The Haussmanhattan blog shows what Manhattan-On-Seine might have looked like.
What would Paris look like if you combined it with New York?
You could spend all day dreaming about a mashup of the French capital’s grand boulevards interspersed with Manhattan’s skyscrapers—or you could jump head-first into a beautifully vintage alternate reality created by Paris architect and photographer Luis Fernandes and shared on his blog, Haussmanhattan. Fernandes uses old photos of both cities to create striking collages of urban landscapes that seem strangely real. In Haussmanhattan’s elegant visual creations, the Flatiron Building reappears on the prow of the Île de la Cité, the Woolworth Building pokes out from clouds next to the Eiffel Tower, while the neck of the Invalides’ dome is stretched into a cloud-scratchingly high cylinder towering over the city.

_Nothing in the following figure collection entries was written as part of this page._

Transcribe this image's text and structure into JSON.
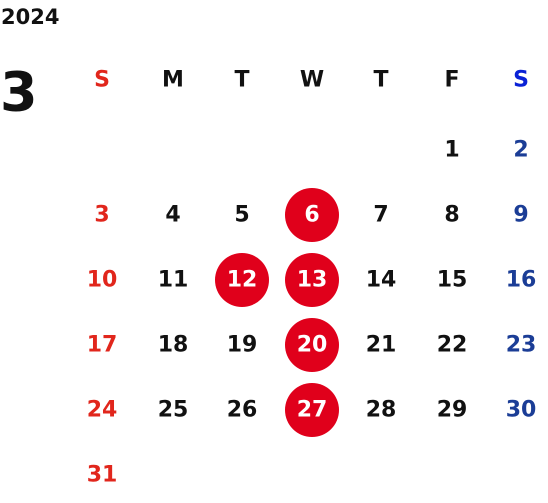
{
  "year": "2024",
  "month": "3",
  "weekdays": [
    "S",
    "M",
    "T",
    "W",
    "T",
    "F",
    "S"
  ],
  "weeks": [
    [
      null,
      null,
      null,
      null,
      null,
      {
        "day": "1"
      },
      {
        "day": "2"
      }
    ],
    [
      {
        "day": "3"
      },
      {
        "day": "4"
      },
      {
        "day": "5"
      },
      {
        "day": "6",
        "highlight": true
      },
      {
        "day": "7"
      },
      {
        "day": "8"
      },
      {
        "day": "9"
      }
    ],
    [
      {
        "day": "10"
      },
      {
        "day": "11"
      },
      {
        "day": "12",
        "highlight": true
      },
      {
        "day": "13",
        "highlight": true
      },
      {
        "day": "14"
      },
      {
        "day": "15"
      },
      {
        "day": "16"
      }
    ],
    [
      {
        "day": "17"
      },
      {
        "day": "18"
      },
      {
        "day": "19"
      },
      {
        "day": "20",
        "highlight": true
      },
      {
        "day": "21"
      },
      {
        "day": "22"
      },
      {
        "day": "23"
      }
    ],
    [
      {
        "day": "24"
      },
      {
        "day": "25"
      },
      {
        "day": "26"
      },
      {
        "day": "27",
        "highlight": true
      },
      {
        "day": "28"
      },
      {
        "day": "29"
      },
      {
        "day": "30"
      }
    ],
    [
      {
        "day": "31"
      },
      null,
      null,
      null,
      null,
      null,
      null
    ]
  ]
}
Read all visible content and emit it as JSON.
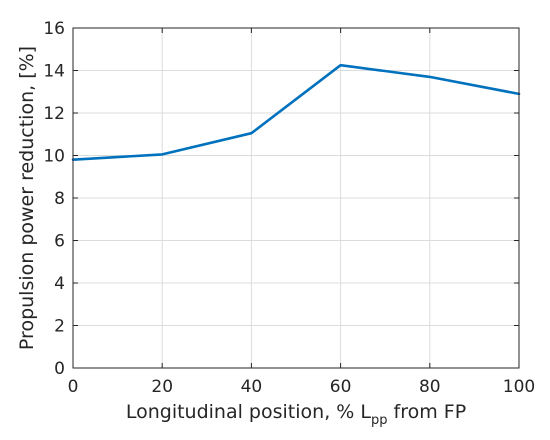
{
  "chart_data": {
    "type": "line",
    "xlabel_parts": {
      "before": "Longitudinal position, % L",
      "subscript": "pp",
      "after": " from FP"
    },
    "ylabel": "Propulsion power reduction, [%]",
    "xlim": [
      0,
      100
    ],
    "ylim": [
      0,
      16
    ],
    "xticks": [
      0,
      20,
      40,
      60,
      80,
      100
    ],
    "yticks": [
      0,
      2,
      4,
      6,
      8,
      10,
      12,
      14,
      16
    ],
    "grid": true,
    "series": [
      {
        "color": "#0072BD",
        "x": [
          0,
          20,
          40,
          60,
          80,
          100
        ],
        "y": [
          9.8,
          10.05,
          11.05,
          14.25,
          13.7,
          12.9
        ]
      }
    ]
  }
}
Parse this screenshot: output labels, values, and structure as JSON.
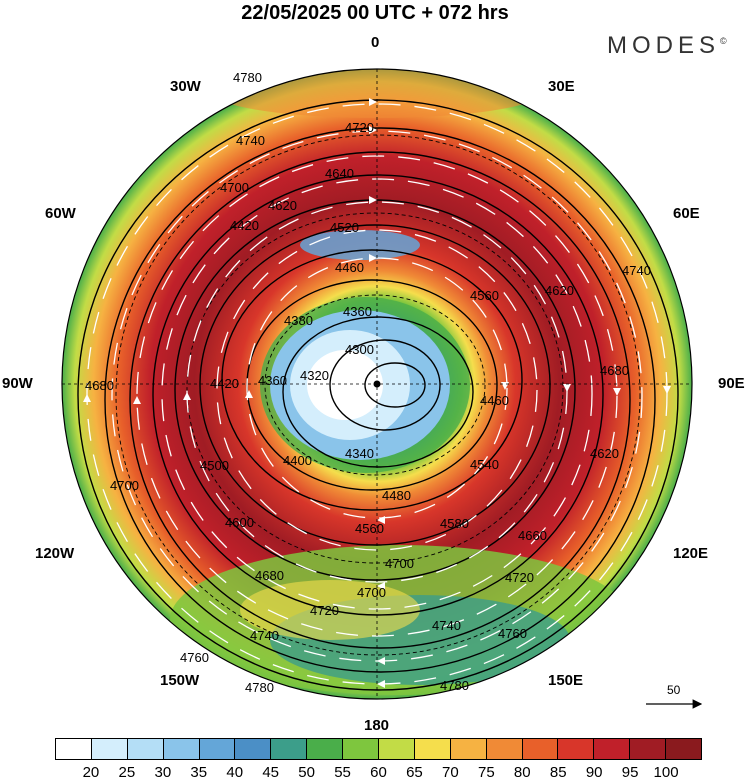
{
  "header": {
    "title": "22/05/2025  00 UTC  + 072 hrs",
    "brand": "MODES",
    "brand_mark": "©"
  },
  "longitude_labels": {
    "lon_0": "0",
    "lon_30e": "30E",
    "lon_60e": "60E",
    "lon_90e": "90E",
    "lon_120e": "120E",
    "lon_150e": "150E",
    "lon_180": "180",
    "lon_150w": "150W",
    "lon_120w": "120W",
    "lon_90w": "90W",
    "lon_60w": "60W",
    "lon_30w": "30W"
  },
  "contour_labels": [
    "4780",
    "4720",
    "4740",
    "4700",
    "4640",
    "4620",
    "4520",
    "4460",
    "4360",
    "4380",
    "4300",
    "4320",
    "4360",
    "4420",
    "4340",
    "4400",
    "4500",
    "4540",
    "4560",
    "4580",
    "4600",
    "4620",
    "4660",
    "4680",
    "4700",
    "4720",
    "4740",
    "4760",
    "4780",
    "4620",
    "4680",
    "4740",
    "4760",
    "4780",
    "4700",
    "4720",
    "4740",
    "4680",
    "4700",
    "4460",
    "4420",
    "4480",
    "4560"
  ],
  "reference_vector": {
    "value": "50"
  },
  "colorbar": {
    "tick_labels": [
      "20",
      "25",
      "30",
      "35",
      "40",
      "45",
      "50",
      "55",
      "60",
      "65",
      "70",
      "75",
      "80",
      "85",
      "90",
      "95",
      "100"
    ],
    "colors": [
      "#ffffff",
      "#d4eefc",
      "#b4def6",
      "#8ac4ea",
      "#64a6d8",
      "#4b8fc6",
      "#3c9e8a",
      "#4aae4a",
      "#7ec63e",
      "#c2dc46",
      "#f5de4c",
      "#f6b242",
      "#f08a36",
      "#e8602a",
      "#d8362a",
      "#c0202a",
      "#a01c24",
      "#8a1a1e"
    ]
  },
  "map": {
    "field_colors": {
      "outer": "#4aae4a",
      "wind_strong": "#c0202a",
      "wind_peak": "#a01c24",
      "wind_mid": "#e8602a",
      "wind_moderate": "#f6b242",
      "light": "#c2dc46",
      "calm_green": "#3c9e8a",
      "calm_blue": "#64a6d8",
      "calm_pale": "#d4eefc",
      "center": "#ffffff"
    }
  }
}
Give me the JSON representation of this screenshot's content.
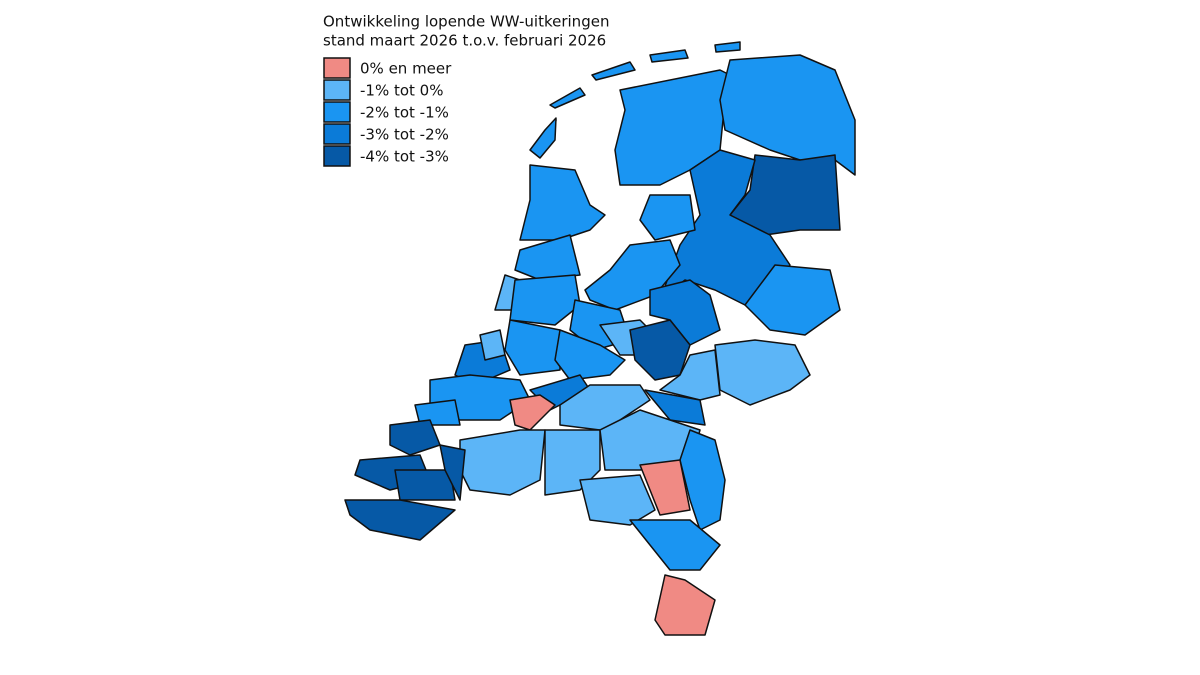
{
  "title": [
    "Ontwikkeling lopende WW-uitkeringen",
    "stand maart 2026 t.o.v. februari 2026"
  ],
  "legend": [
    {
      "label": "0% en meer",
      "color": "#f08a84"
    },
    {
      "label": "-1% tot 0%",
      "color": "#5cb5f7"
    },
    {
      "label": "-2% tot -1%",
      "color": "#1a95f2"
    },
    {
      "label": "-3% tot -2%",
      "color": "#0b7bd8"
    },
    {
      "label": "-4% tot -3%",
      "color": "#0659a6"
    }
  ]
}
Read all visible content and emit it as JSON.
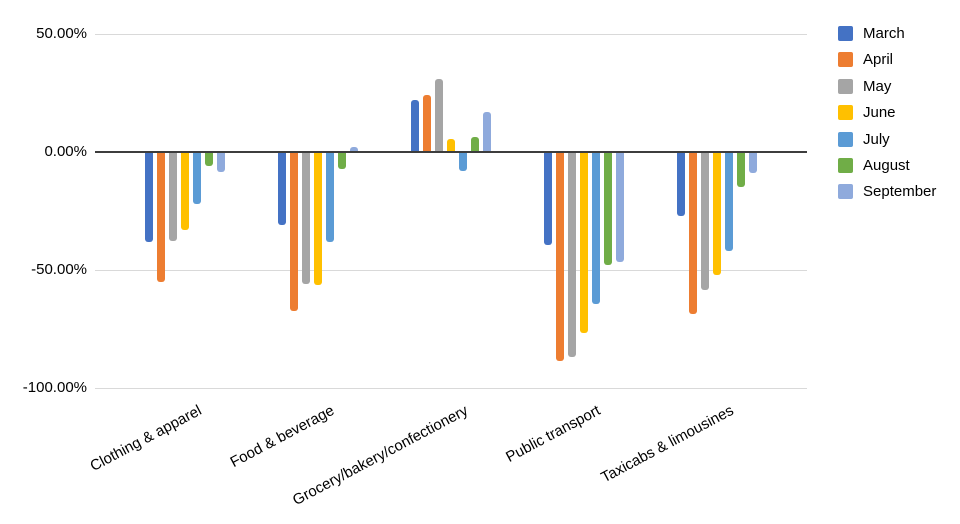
{
  "chart_data": {
    "type": "bar",
    "orientation": "vertical-grouped",
    "title": "",
    "xlabel": "",
    "ylabel": "",
    "ylim": [
      -100,
      50
    ],
    "grid": true,
    "legend_position": "right",
    "categories": [
      "Clothing & apparel",
      "Food & beverage",
      "Grocery/bakery/confectionery",
      "Public transport",
      "Taxicabs & limousines"
    ],
    "yticks": [
      {
        "label": "50.00%",
        "value": 50
      },
      {
        "label": "0.00%",
        "value": 0
      },
      {
        "label": "-50.00%",
        "value": -50
      },
      {
        "label": "-100.00%",
        "value": -100
      }
    ],
    "series": [
      {
        "name": "March",
        "color": "#4472C4",
        "values": [
          -38,
          -31,
          22,
          -39.5,
          -27
        ]
      },
      {
        "name": "April",
        "color": "#ED7D31",
        "values": [
          -55,
          -67.5,
          24,
          -88.5,
          -68.5
        ]
      },
      {
        "name": "May",
        "color": "#A5A5A5",
        "values": [
          -37.5,
          -56,
          31,
          -87,
          -58.5
        ]
      },
      {
        "name": "June",
        "color": "#FFC000",
        "values": [
          -33,
          -56.5,
          5.5,
          -76.5,
          -52
        ]
      },
      {
        "name": "July",
        "color": "#5B9BD5",
        "values": [
          -22,
          -38,
          -8,
          -64.5,
          -42
        ]
      },
      {
        "name": "August",
        "color": "#70AD47",
        "values": [
          -6,
          -7,
          6.5,
          -48,
          -15
        ]
      },
      {
        "name": "September",
        "color": "#8FAADC",
        "values": [
          -8.5,
          2,
          17,
          -46.5,
          -9
        ]
      }
    ]
  },
  "colors": {
    "background": "#ffffff",
    "gridline": "#d9d9d9",
    "zero_line": "#3d3d3d",
    "text": "#000000"
  }
}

The results are eerily effective thanks to the careful choice of black and white photos. It also sticks to Manhattan landmarks finished well before World War II, whose masonry facades blend more easily into Parisian surroundings. Curiously, the result of this combination of aesthetics of 1920s Paris and 1920s Manhattan turns out to be somewhat familiar to people who have visited the Eastern Bloc. The combination of broad European-style boulevards with tall towers still clad in historicist embellishments at times looks rather like Moscow or Kiev, where elaborate Stalinist towers hover over wide, tree-lined avenues. Haussmanhattan’s hybrid city might look like a delightful place to explore, but most of us will be glad that it’s striking combination of Baron Haussman and Ernest Flagg remains fictional.